Ultimately Wiesler switches sides. He starts protecting Dreyman just as Dreyman makes a stand against the system. Dreyman writes an article to smuggle to Der Spiegel magazine in the West about high suicide rates in East Germany. CMS is arrested when she finally resists Hempf, who has been supplying her with illegal drugs (which she takes in part because of how his affections torture her). She is forced to implicate Dreyman and betray her love.
Despite efforts by Wiesler to protect them, wracked by guilt she purposefully steps in front of an on coming truck to kill herself. Weisler has removed the implicating information but Grubitz realizes he must have aided Dreyman and demotes him. Dreyman is left broken, CMS is dead, and the system plods on.
A plot summary cannot do justice to how well this film illustrates the pervasive corruption and immorality of the internal system, how it could turn good honest people into those who betray their friends and lovers and ultimately find their own lives destroyed. It isn’t always as dramatic as portrayed here, but the film encapsulates the human horror of communism.

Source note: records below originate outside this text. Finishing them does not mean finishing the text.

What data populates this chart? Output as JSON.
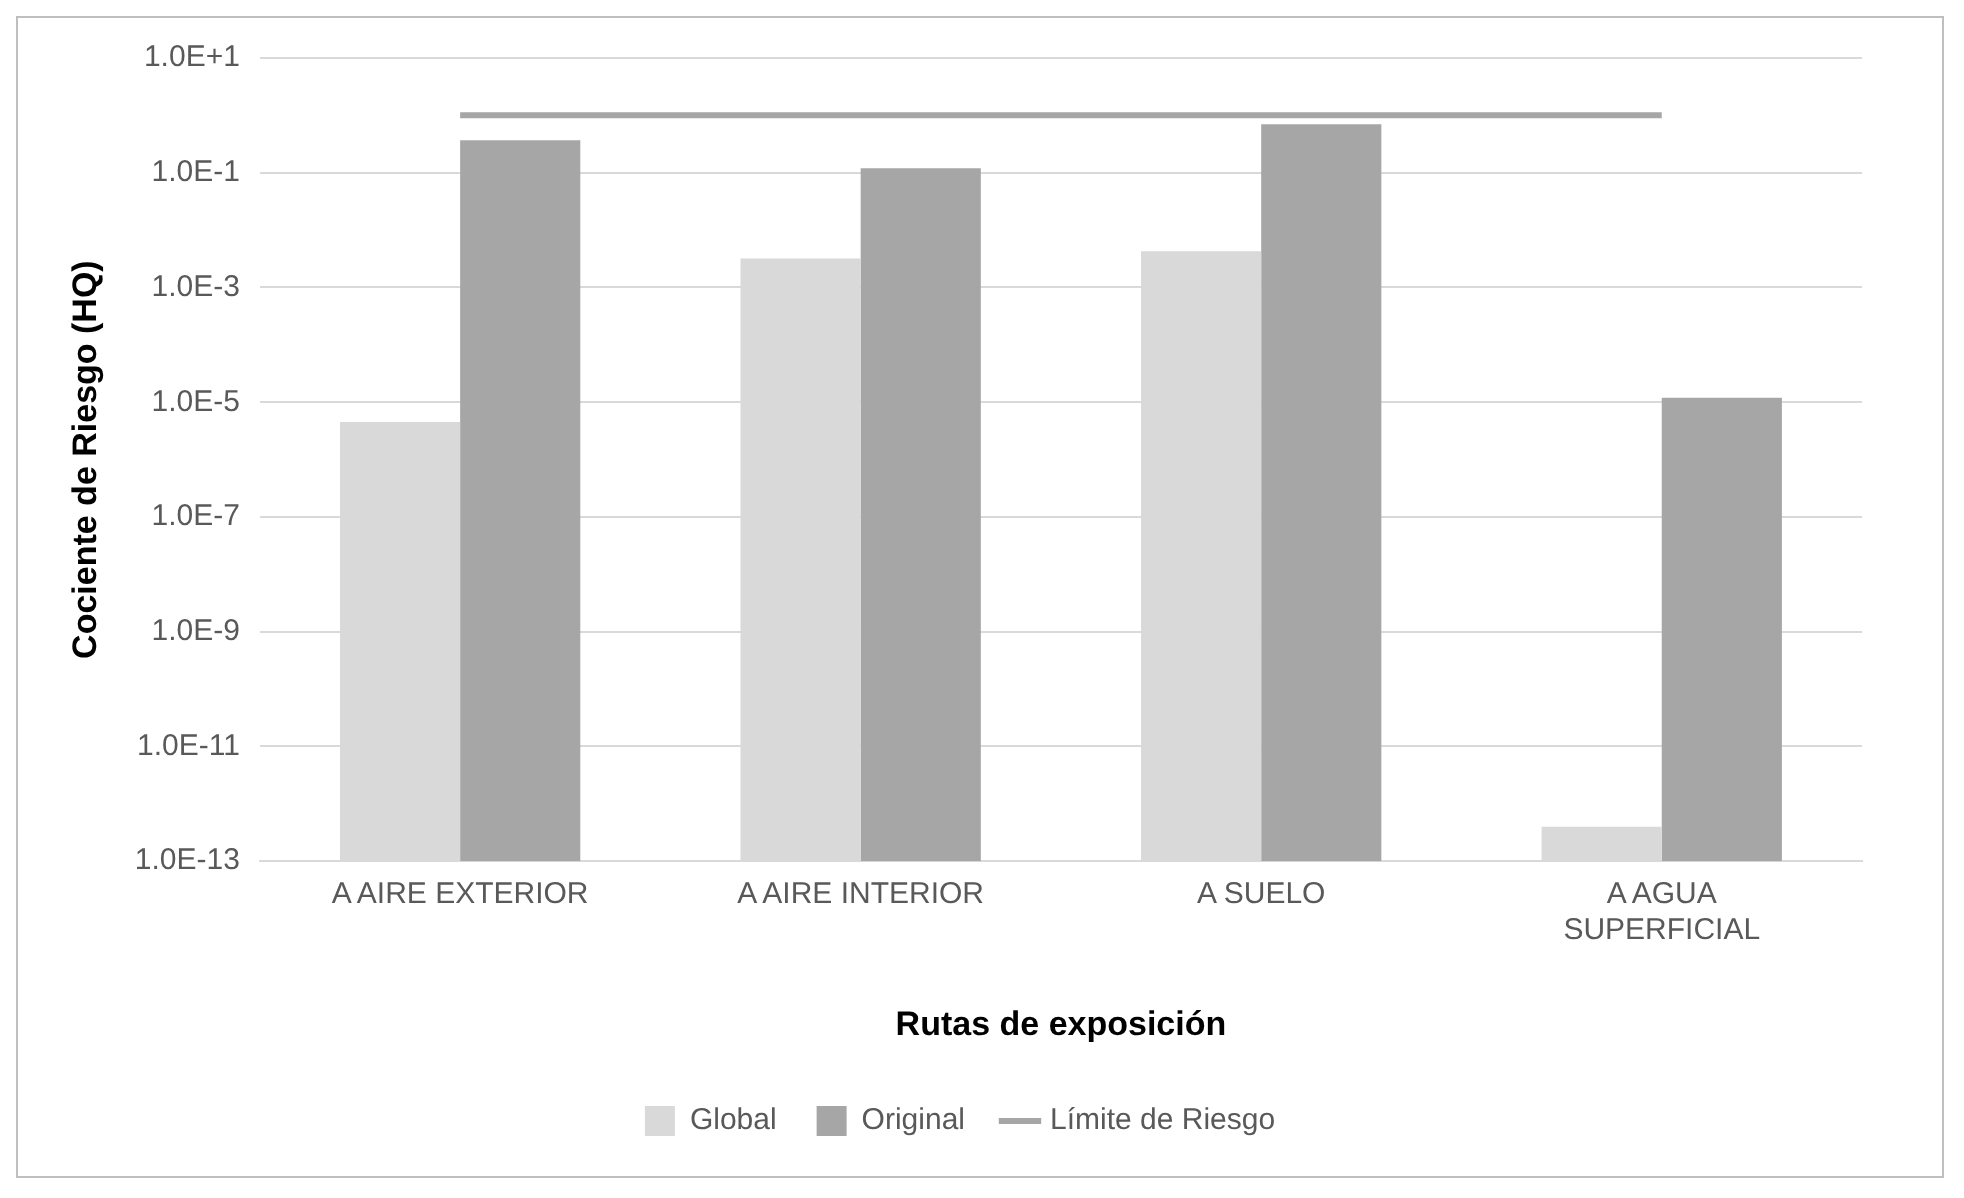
{
  "chart_data": {
    "type": "bar",
    "xlabel": "Rutas de exposición",
    "ylabel": "Cociente de Riesgo (HQ)",
    "categories": [
      "A AIRE EXTERIOR",
      "A AIRE INTERIOR",
      "A SUELO",
      "A AGUA SUPERFICIAL"
    ],
    "series": [
      {
        "name": "Global",
        "color": "#d9d9d9",
        "values": [
          4.5e-06,
          0.0032,
          0.0043,
          4e-13
        ]
      },
      {
        "name": "Original",
        "color": "#a6a6a6",
        "values": [
          0.37,
          0.12,
          0.7,
          1.2e-05
        ]
      },
      {
        "name": "Límite de Riesgo",
        "type": "line",
        "color": "#a6a6a6",
        "values": [
          1,
          1,
          1,
          1
        ],
        "marker": "none",
        "line_style": "solid"
      }
    ],
    "log": "y",
    "ylim": [
      1e-13,
      10
    ],
    "yticks": [
      {
        "value": 10,
        "label": "1.0E+1"
      },
      {
        "value": 0.1,
        "label": "1.0E-1"
      },
      {
        "value": 0.001,
        "label": "1.0E-3"
      },
      {
        "value": 1e-05,
        "label": "1.0E-5"
      },
      {
        "value": 1e-07,
        "label": "1.0E-7"
      },
      {
        "value": 1e-09,
        "label": "1.0E-9"
      },
      {
        "value": 1e-11,
        "label": "1.0E-11"
      },
      {
        "value": 1e-13,
        "label": "1.0E-13"
      }
    ],
    "grid": "y",
    "legend": "bottom"
  }
}
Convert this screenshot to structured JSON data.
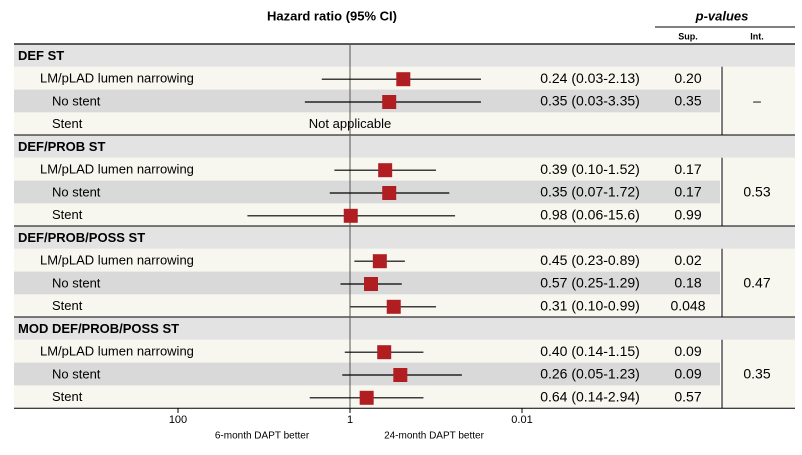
{
  "chart_data": {
    "type": "forest",
    "header": {
      "title": "Hazard ratio (95% CI)",
      "pvalues_title": "p-values",
      "sup": "Sup.",
      "int": "Int."
    },
    "axis": {
      "scale": "log",
      "reversed": true,
      "ticks": [
        {
          "value": 100,
          "label": "100"
        },
        {
          "value": 1,
          "label": "1"
        },
        {
          "value": 0.01,
          "label": "0.01"
        }
      ],
      "left_caption": "6-month DAPT better",
      "right_caption": "24-month DAPT better"
    },
    "groups": [
      {
        "label": "DEF ST",
        "p_int": "–",
        "rows": [
          {
            "label": "LM/pLAD lumen narrowing",
            "hr": 0.24,
            "lo": 0.03,
            "hi": 2.13,
            "text": "0.24 (0.03-2.13)",
            "p_sup": "0.20",
            "shaded": false
          },
          {
            "label": "No stent",
            "hr": 0.35,
            "lo": 0.03,
            "hi": 3.35,
            "text": "0.35 (0.03-3.35)",
            "p_sup": "0.35",
            "shaded": true
          },
          {
            "label": "Stent",
            "hr": null,
            "lo": null,
            "hi": null,
            "text": "",
            "p_sup": "",
            "note": "Not applicable",
            "shaded": false
          }
        ]
      },
      {
        "label": "DEF/PROB ST",
        "p_int": "0.53",
        "rows": [
          {
            "label": "LM/pLAD lumen narrowing",
            "hr": 0.39,
            "lo": 0.1,
            "hi": 1.52,
            "text": "0.39 (0.10-1.52)",
            "p_sup": "0.17",
            "shaded": false
          },
          {
            "label": "No stent",
            "hr": 0.35,
            "lo": 0.07,
            "hi": 1.72,
            "text": "0.35 (0.07-1.72)",
            "p_sup": "0.17",
            "shaded": true
          },
          {
            "label": "Stent",
            "hr": 0.98,
            "lo": 0.06,
            "hi": 15.6,
            "text": "0.98 (0.06-15.6)",
            "p_sup": "0.99",
            "shaded": false
          }
        ]
      },
      {
        "label": "DEF/PROB/POSS ST",
        "p_int": "0.47",
        "rows": [
          {
            "label": "LM/pLAD lumen narrowing",
            "hr": 0.45,
            "lo": 0.23,
            "hi": 0.89,
            "text": "0.45 (0.23-0.89)",
            "p_sup": "0.02",
            "shaded": false
          },
          {
            "label": "No stent",
            "hr": 0.57,
            "lo": 0.25,
            "hi": 1.29,
            "text": "0.57 (0.25-1.29)",
            "p_sup": "0.18",
            "shaded": true
          },
          {
            "label": "Stent",
            "hr": 0.31,
            "lo": 0.1,
            "hi": 0.99,
            "text": "0.31 (0.10-0.99)",
            "p_sup": "0.048",
            "shaded": false
          }
        ]
      },
      {
        "label": "MOD DEF/PROB/POSS ST",
        "p_int": "0.35",
        "rows": [
          {
            "label": "LM/pLAD lumen narrowing",
            "hr": 0.4,
            "lo": 0.14,
            "hi": 1.15,
            "text": "0.40 (0.14-1.15)",
            "p_sup": "0.09",
            "shaded": false
          },
          {
            "label": "No stent",
            "hr": 0.26,
            "lo": 0.05,
            "hi": 1.23,
            "text": "0.26 (0.05-1.23)",
            "p_sup": "0.09",
            "shaded": true
          },
          {
            "label": "Stent",
            "hr": 0.64,
            "lo": 0.14,
            "hi": 2.94,
            "text": "0.64 (0.14-2.94)",
            "p_sup": "0.57",
            "shaded": false
          }
        ]
      }
    ],
    "colors": {
      "marker": "#b11e22",
      "header_band": "#e3e3e3",
      "row_light": "#f7f6ef",
      "row_shaded": "#d9d9d9",
      "line": "#000000"
    }
  }
}
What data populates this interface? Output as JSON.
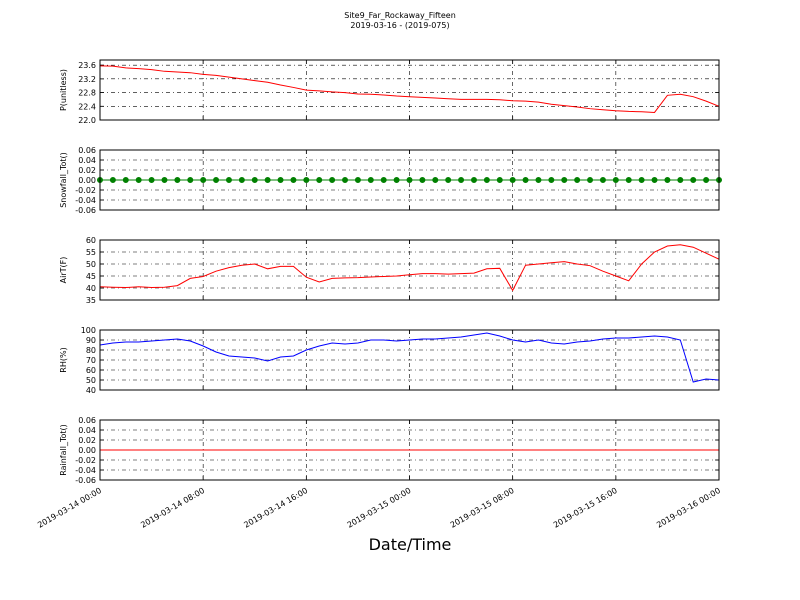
{
  "chart_data": [
    {
      "type": "line",
      "title": "Site9_Far_Rockaway_Fifteen",
      "subtitle": "2019-03-16 - (2019-075)",
      "ylabel": "P(unitless)",
      "color": "#ff0000",
      "xlim": [
        "2019-03-14 00:00",
        "2019-03-16 00:00"
      ],
      "xticks": [
        "2019-03-14 00:00",
        "2019-03-14 08:00",
        "2019-03-14 16:00",
        "2019-03-15 00:00",
        "2019-03-15 08:00",
        "2019-03-15 16:00",
        "2019-03-16 00:00"
      ],
      "ylim": [
        22.0,
        23.75
      ],
      "yticks": [
        {
          "value": 22.0,
          "label": "22.0"
        },
        22.4,
        22.8,
        23.2,
        23.6
      ],
      "grid": true,
      "x": [
        "2019-03-14 00:00",
        "2019-03-14 01:00",
        "2019-03-14 02:00",
        "2019-03-14 03:00",
        "2019-03-14 04:00",
        "2019-03-14 05:00",
        "2019-03-14 06:00",
        "2019-03-14 07:00",
        "2019-03-14 08:00",
        "2019-03-14 09:00",
        "2019-03-14 10:00",
        "2019-03-14 11:00",
        "2019-03-14 12:00",
        "2019-03-14 13:00",
        "2019-03-14 14:00",
        "2019-03-14 15:00",
        "2019-03-14 16:00",
        "2019-03-14 17:00",
        "2019-03-14 18:00",
        "2019-03-14 19:00",
        "2019-03-14 20:00",
        "2019-03-14 21:00",
        "2019-03-14 22:00",
        "2019-03-14 23:00",
        "2019-03-15 00:00",
        "2019-03-15 01:00",
        "2019-03-15 02:00",
        "2019-03-15 03:00",
        "2019-03-15 04:00",
        "2019-03-15 05:00",
        "2019-03-15 06:00",
        "2019-03-15 07:00",
        "2019-03-15 08:00",
        "2019-03-15 09:00",
        "2019-03-15 10:00",
        "2019-03-15 11:00",
        "2019-03-15 12:00",
        "2019-03-15 13:00",
        "2019-03-15 14:00",
        "2019-03-15 15:00",
        "2019-03-15 16:00",
        "2019-03-15 17:00",
        "2019-03-15 18:00",
        "2019-03-15 19:00",
        "2019-03-15 20:00",
        "2019-03-15 21:00",
        "2019-03-15 22:00",
        "2019-03-15 23:00",
        "2019-03-16 00:00"
      ],
      "values": [
        23.58,
        23.57,
        23.52,
        23.5,
        23.47,
        23.42,
        23.4,
        23.38,
        23.33,
        23.3,
        23.25,
        23.2,
        23.15,
        23.1,
        23.02,
        22.95,
        22.87,
        22.85,
        22.82,
        22.8,
        22.76,
        22.75,
        22.73,
        22.7,
        22.68,
        22.66,
        22.64,
        22.62,
        22.6,
        22.6,
        22.6,
        22.59,
        22.56,
        22.55,
        22.52,
        22.46,
        22.42,
        22.38,
        22.33,
        22.3,
        22.27,
        22.25,
        22.24,
        22.22,
        22.72,
        22.75,
        22.68,
        22.55,
        22.4
      ]
    },
    {
      "type": "line",
      "ylabel": "Snowfall_Tot()",
      "color": "#008000",
      "marker": true,
      "xlim": [
        "2019-03-14 00:00",
        "2019-03-16 00:00"
      ],
      "xticks": [
        "2019-03-14 00:00",
        "2019-03-14 08:00",
        "2019-03-14 16:00",
        "2019-03-15 00:00",
        "2019-03-15 08:00",
        "2019-03-15 16:00",
        "2019-03-16 00:00"
      ],
      "ylim": [
        -0.06,
        0.06
      ],
      "yticks": [
        {
          "value": -0.06,
          "label": "-0.06"
        },
        {
          "value": -0.04,
          "label": "-0.04"
        },
        {
          "value": -0.02,
          "label": "-0.02"
        },
        {
          "value": 0,
          "label": "0.00"
        },
        {
          "value": 0.02,
          "label": "0.02"
        },
        {
          "value": 0.04,
          "label": "0.04"
        },
        {
          "value": 0.06,
          "label": "0.06"
        }
      ],
      "grid": true,
      "x": [
        "2019-03-14 00:00",
        "2019-03-14 01:00",
        "2019-03-14 02:00",
        "2019-03-14 03:00",
        "2019-03-14 04:00",
        "2019-03-14 05:00",
        "2019-03-14 06:00",
        "2019-03-14 07:00",
        "2019-03-14 08:00",
        "2019-03-14 09:00",
        "2019-03-14 10:00",
        "2019-03-14 11:00",
        "2019-03-14 12:00",
        "2019-03-14 13:00",
        "2019-03-14 14:00",
        "2019-03-14 15:00",
        "2019-03-14 16:00",
        "2019-03-14 17:00",
        "2019-03-14 18:00",
        "2019-03-14 19:00",
        "2019-03-14 20:00",
        "2019-03-14 21:00",
        "2019-03-14 22:00",
        "2019-03-14 23:00",
        "2019-03-15 00:00",
        "2019-03-15 01:00",
        "2019-03-15 02:00",
        "2019-03-15 03:00",
        "2019-03-15 04:00",
        "2019-03-15 05:00",
        "2019-03-15 06:00",
        "2019-03-15 07:00",
        "2019-03-15 08:00",
        "2019-03-15 09:00",
        "2019-03-15 10:00",
        "2019-03-15 11:00",
        "2019-03-15 12:00",
        "2019-03-15 13:00",
        "2019-03-15 14:00",
        "2019-03-15 15:00",
        "2019-03-15 16:00",
        "2019-03-15 17:00",
        "2019-03-15 18:00",
        "2019-03-15 19:00",
        "2019-03-15 20:00",
        "2019-03-15 21:00",
        "2019-03-15 22:00",
        "2019-03-15 23:00",
        "2019-03-16 00:00"
      ],
      "values": [
        0,
        0,
        0,
        0,
        0,
        0,
        0,
        0,
        0,
        0,
        0,
        0,
        0,
        0,
        0,
        0,
        0,
        0,
        0,
        0,
        0,
        0,
        0,
        0,
        0,
        0,
        0,
        0,
        0,
        0,
        0,
        0,
        0,
        0,
        0,
        0,
        0,
        0,
        0,
        0,
        0,
        0,
        0,
        0,
        0,
        0,
        0,
        0,
        0
      ]
    },
    {
      "type": "line",
      "ylabel": "AirT(F)",
      "color": "#ff0000",
      "xlim": [
        "2019-03-14 00:00",
        "2019-03-16 00:00"
      ],
      "xticks": [
        "2019-03-14 00:00",
        "2019-03-14 08:00",
        "2019-03-14 16:00",
        "2019-03-15 00:00",
        "2019-03-15 08:00",
        "2019-03-15 16:00",
        "2019-03-16 00:00"
      ],
      "ylim": [
        35,
        60
      ],
      "yticks": [
        35,
        40,
        45,
        50,
        55,
        60
      ],
      "grid": true,
      "x": [
        "2019-03-14 00:00",
        "2019-03-14 01:00",
        "2019-03-14 02:00",
        "2019-03-14 03:00",
        "2019-03-14 04:00",
        "2019-03-14 05:00",
        "2019-03-14 06:00",
        "2019-03-14 07:00",
        "2019-03-14 08:00",
        "2019-03-14 09:00",
        "2019-03-14 10:00",
        "2019-03-14 11:00",
        "2019-03-14 12:00",
        "2019-03-14 13:00",
        "2019-03-14 14:00",
        "2019-03-14 15:00",
        "2019-03-14 16:00",
        "2019-03-14 17:00",
        "2019-03-14 18:00",
        "2019-03-14 19:00",
        "2019-03-14 20:00",
        "2019-03-14 21:00",
        "2019-03-14 22:00",
        "2019-03-14 23:00",
        "2019-03-15 00:00",
        "2019-03-15 01:00",
        "2019-03-15 02:00",
        "2019-03-15 03:00",
        "2019-03-15 04:00",
        "2019-03-15 05:00",
        "2019-03-15 06:00",
        "2019-03-15 07:00",
        "2019-03-15 08:00",
        "2019-03-15 09:00",
        "2019-03-15 10:00",
        "2019-03-15 11:00",
        "2019-03-15 12:00",
        "2019-03-15 13:00",
        "2019-03-15 14:00",
        "2019-03-15 15:00",
        "2019-03-15 16:00",
        "2019-03-15 17:00",
        "2019-03-15 18:00",
        "2019-03-15 19:00",
        "2019-03-15 20:00",
        "2019-03-15 21:00",
        "2019-03-15 22:00",
        "2019-03-15 23:00",
        "2019-03-16 00:00"
      ],
      "values": [
        40.5,
        40.3,
        40.2,
        40.5,
        40.2,
        40.3,
        41,
        44,
        44.8,
        47,
        48.5,
        49.5,
        50,
        48,
        49,
        49,
        44.5,
        42.5,
        44,
        44.2,
        44.3,
        44.6,
        44.8,
        45,
        45.5,
        46,
        46,
        45.8,
        46,
        46.2,
        48,
        48.2,
        39,
        49.5,
        50,
        50.5,
        51,
        50,
        49.3,
        47,
        45,
        43,
        50,
        55,
        57.5,
        58,
        57,
        54.5,
        52
      ]
    },
    {
      "type": "line",
      "ylabel": "RH(%)",
      "color": "#0000ff",
      "xlim": [
        "2019-03-14 00:00",
        "2019-03-16 00:00"
      ],
      "xticks": [
        "2019-03-14 00:00",
        "2019-03-14 08:00",
        "2019-03-14 16:00",
        "2019-03-15 00:00",
        "2019-03-15 08:00",
        "2019-03-15 16:00",
        "2019-03-16 00:00"
      ],
      "ylim": [
        40,
        100
      ],
      "yticks": [
        40,
        50,
        60,
        70,
        80,
        90,
        100
      ],
      "grid": true,
      "x": [
        "2019-03-14 00:00",
        "2019-03-14 01:00",
        "2019-03-14 02:00",
        "2019-03-14 03:00",
        "2019-03-14 04:00",
        "2019-03-14 05:00",
        "2019-03-14 06:00",
        "2019-03-14 07:00",
        "2019-03-14 08:00",
        "2019-03-14 09:00",
        "2019-03-14 10:00",
        "2019-03-14 11:00",
        "2019-03-14 12:00",
        "2019-03-14 13:00",
        "2019-03-14 14:00",
        "2019-03-14 15:00",
        "2019-03-14 16:00",
        "2019-03-14 17:00",
        "2019-03-14 18:00",
        "2019-03-14 19:00",
        "2019-03-14 20:00",
        "2019-03-14 21:00",
        "2019-03-14 22:00",
        "2019-03-14 23:00",
        "2019-03-15 00:00",
        "2019-03-15 01:00",
        "2019-03-15 02:00",
        "2019-03-15 03:00",
        "2019-03-15 04:00",
        "2019-03-15 05:00",
        "2019-03-15 06:00",
        "2019-03-15 07:00",
        "2019-03-15 08:00",
        "2019-03-15 09:00",
        "2019-03-15 10:00",
        "2019-03-15 11:00",
        "2019-03-15 12:00",
        "2019-03-15 13:00",
        "2019-03-15 14:00",
        "2019-03-15 15:00",
        "2019-03-15 16:00",
        "2019-03-15 17:00",
        "2019-03-15 18:00",
        "2019-03-15 19:00",
        "2019-03-15 20:00",
        "2019-03-15 21:00",
        "2019-03-15 22:00",
        "2019-03-15 23:00",
        "2019-03-16 00:00"
      ],
      "values": [
        85,
        87,
        88,
        88,
        89,
        90,
        91,
        89,
        84,
        78,
        74,
        73,
        72,
        69,
        73,
        74,
        80,
        84,
        87,
        86,
        87,
        90,
        90,
        89,
        90,
        91,
        91,
        92,
        93,
        95,
        97,
        94,
        90,
        88,
        90,
        87,
        86,
        88,
        89,
        91,
        92,
        92,
        93,
        94,
        93,
        90,
        48,
        51,
        50
      ]
    },
    {
      "type": "line",
      "ylabel": "Rainfall_Tot()",
      "xlabel": "Date/Time",
      "color": "#ff0000",
      "xlim": [
        "2019-03-14 00:00",
        "2019-03-16 00:00"
      ],
      "xticks": [
        "2019-03-14 00:00",
        "2019-03-14 08:00",
        "2019-03-14 16:00",
        "2019-03-15 00:00",
        "2019-03-15 08:00",
        "2019-03-15 16:00",
        "2019-03-16 00:00"
      ],
      "ylim": [
        -0.06,
        0.06
      ],
      "yticks": [
        {
          "value": -0.06,
          "label": "-0.06"
        },
        {
          "value": -0.04,
          "label": "-0.04"
        },
        {
          "value": -0.02,
          "label": "-0.02"
        },
        {
          "value": 0,
          "label": "0.00"
        },
        {
          "value": 0.02,
          "label": "0.02"
        },
        {
          "value": 0.04,
          "label": "0.04"
        },
        {
          "value": 0.06,
          "label": "0.06"
        }
      ],
      "grid": true,
      "x": [
        "2019-03-14 00:00",
        "2019-03-14 01:00",
        "2019-03-14 02:00",
        "2019-03-14 03:00",
        "2019-03-14 04:00",
        "2019-03-14 05:00",
        "2019-03-14 06:00",
        "2019-03-14 07:00",
        "2019-03-14 08:00",
        "2019-03-14 09:00",
        "2019-03-14 10:00",
        "2019-03-14 11:00",
        "2019-03-14 12:00",
        "2019-03-14 13:00",
        "2019-03-14 14:00",
        "2019-03-14 15:00",
        "2019-03-14 16:00",
        "2019-03-14 17:00",
        "2019-03-14 18:00",
        "2019-03-14 19:00",
        "2019-03-14 20:00",
        "2019-03-14 21:00",
        "2019-03-14 22:00",
        "2019-03-14 23:00",
        "2019-03-15 00:00",
        "2019-03-15 01:00",
        "2019-03-15 02:00",
        "2019-03-15 03:00",
        "2019-03-15 04:00",
        "2019-03-15 05:00",
        "2019-03-15 06:00",
        "2019-03-15 07:00",
        "2019-03-15 08:00",
        "2019-03-15 09:00",
        "2019-03-15 10:00",
        "2019-03-15 11:00",
        "2019-03-15 12:00",
        "2019-03-15 13:00",
        "2019-03-15 14:00",
        "2019-03-15 15:00",
        "2019-03-15 16:00",
        "2019-03-15 17:00",
        "2019-03-15 18:00",
        "2019-03-15 19:00",
        "2019-03-15 20:00",
        "2019-03-15 21:00",
        "2019-03-15 22:00",
        "2019-03-15 23:00",
        "2019-03-16 00:00"
      ],
      "values": [
        0,
        0,
        0,
        0,
        0,
        0,
        0,
        0,
        0,
        0,
        0,
        0,
        0,
        0,
        0,
        0,
        0,
        0,
        0,
        0,
        0,
        0,
        0,
        0,
        0,
        0,
        0,
        0,
        0,
        0,
        0,
        0,
        0,
        0,
        0,
        0,
        0,
        0,
        0,
        0,
        0,
        0,
        0,
        0,
        0,
        0,
        0,
        0,
        0
      ]
    }
  ]
}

Yet the film ends with an upside. German unification and the fall of communism comes. Wiesler finds work delivering mail. The Stasi files are open to the public and Dreyman goes to his, shocked to find that Stasi had been watching him. He reads Weisler’s reports and is amazed to find that Wiesler — known as agent HGW XX/7 in the report — started covering for them and not reporting his real activities.
Inspired to write, he publishes a new novel, “Sonata for a Good Man,” named after a sheet music for a sonata given to him by Jerska, the director who had committed suicide. Wiesler sees an advertisement for the book and goes into the store and reads the dedication: “To agent HGW XX/7” He purchases the book and when asked if he wants it gift wrapped he says no. “It’s for me.”